The way I record now is that I place everything manually into the computer via Adobe Audition 1.5. It's great software and does the job, however, I have to follow the metronome manually for everything, including synth drum tracks. While it's true I can easily play synth drums without issue, I have wished, hoped and prayed for some way to sync a drum track to the internal clock of Audition 1.5 via MIDI so I wouldn't have to be so worried about timing. Drums are obviously the backbone of any song, so you have to pay extra-special attention to them. I can't tell you how many times I've had to re-do drum tracks just to get the timing right. It's not that my timing is bad (far from it), it's just that having the sync ability would be extremely convenient.

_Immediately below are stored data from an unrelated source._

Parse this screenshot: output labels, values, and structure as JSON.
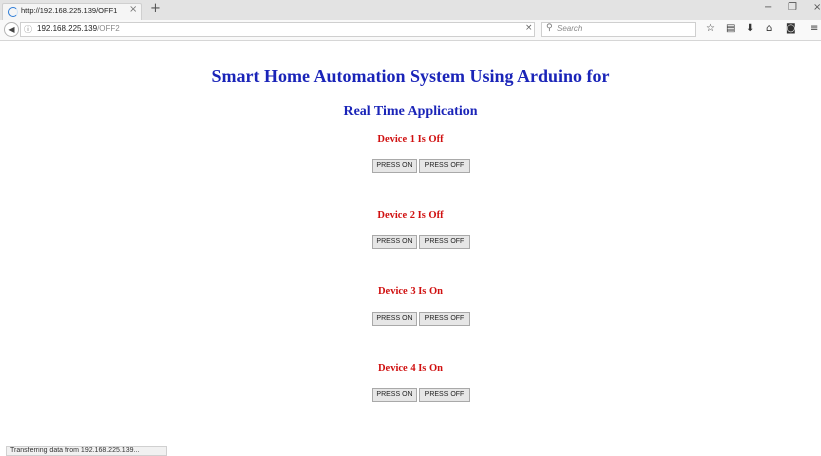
{
  "browser": {
    "tab": {
      "title": "http://192.168.225.139/OFF1",
      "close": "×"
    },
    "new_tab": "+",
    "window_controls": {
      "minimize": "−",
      "restore": "❐",
      "close": "×"
    },
    "url": {
      "host": "192.168.225.139",
      "path": "/OFF2",
      "clear": "×"
    },
    "search": {
      "placeholder": "Search"
    },
    "toolbar_icons": [
      "star-icon",
      "library-icon",
      "download-icon",
      "home-icon",
      "pocket-icon",
      "menu-icon"
    ],
    "status": "Transferring data from 192.168.225.139..."
  },
  "page": {
    "title": "Smart Home Automation System Using Arduino for",
    "subtitle": "Real Time Application",
    "devices": [
      {
        "status": "Device 1 Is Off",
        "on_label": "PRESS ON",
        "off_label": "PRESS OFF"
      },
      {
        "status": "Device 2 Is Off",
        "on_label": "PRESS ON",
        "off_label": "PRESS OFF"
      },
      {
        "status": "Device 3 Is On",
        "on_label": "PRESS ON",
        "off_label": "PRESS OFF"
      },
      {
        "status": "Device 4 Is On",
        "on_label": "PRESS ON",
        "off_label": "PRESS OFF"
      }
    ]
  },
  "colors": {
    "heading": "#1a24b8",
    "device_status": "#d01010"
  }
}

Here's an explanation of what I was trying to do with synth drums: I make a song with a tempo set to 130bpm (beats per minute) in Audition 1.5. It has the standard verse-chorus-verse structure. I lay down a few guitars and some bass. The tempo remains constant throughout the song. What I wanted to do is program a drums-only sequence on the Ensoniq that spanned the entire song from beginning to end, also @ 130bpm. Then I would set up a MIDI trigger in Audition 1.5 so when the part of the song comes where the drums start, it sends the signal over the wire via MIDI to the Ensoniq to start playing the sequence so it can record to Audition.
I was never able to get that to happen - and believe me I tried. Several times. I couldn't do it either from a limitation of the software, the Ensoniq or both. I was stuck in manual-land.
Here's where the Alesis is different:
The 'board itself is the digital audio recorder in addition to being a musical instrument. What I can do with this is use tracks as either programmed or digital audio. This means I can record my guitars as digital audio, and have the drums as programmed (and quantized). Everything is centralized and it all plays back from the same unit.
In layman's terms: I don't have to sync a damn thing and can totally skip that step entirely. Since the drums are on the same recording medium as the "live" instruments, I can just quantize them (the drums) and be done with it. This allows me to concentrate more on the live stuff.
I never would have thought in a million years that I would ever have a synth that can set tracks as programmed or digital audio just by pressing a few buttons, and be the recording medium all at the same time.
This is 100% brilliant. And convenient. And easy. Not only am I getting a new synth with some cool new sounds, I'm also getting a new recording studio all built-in.
I'm only hoping it works as well as Audition 1.5 does. If so, I'll be a very happy guy.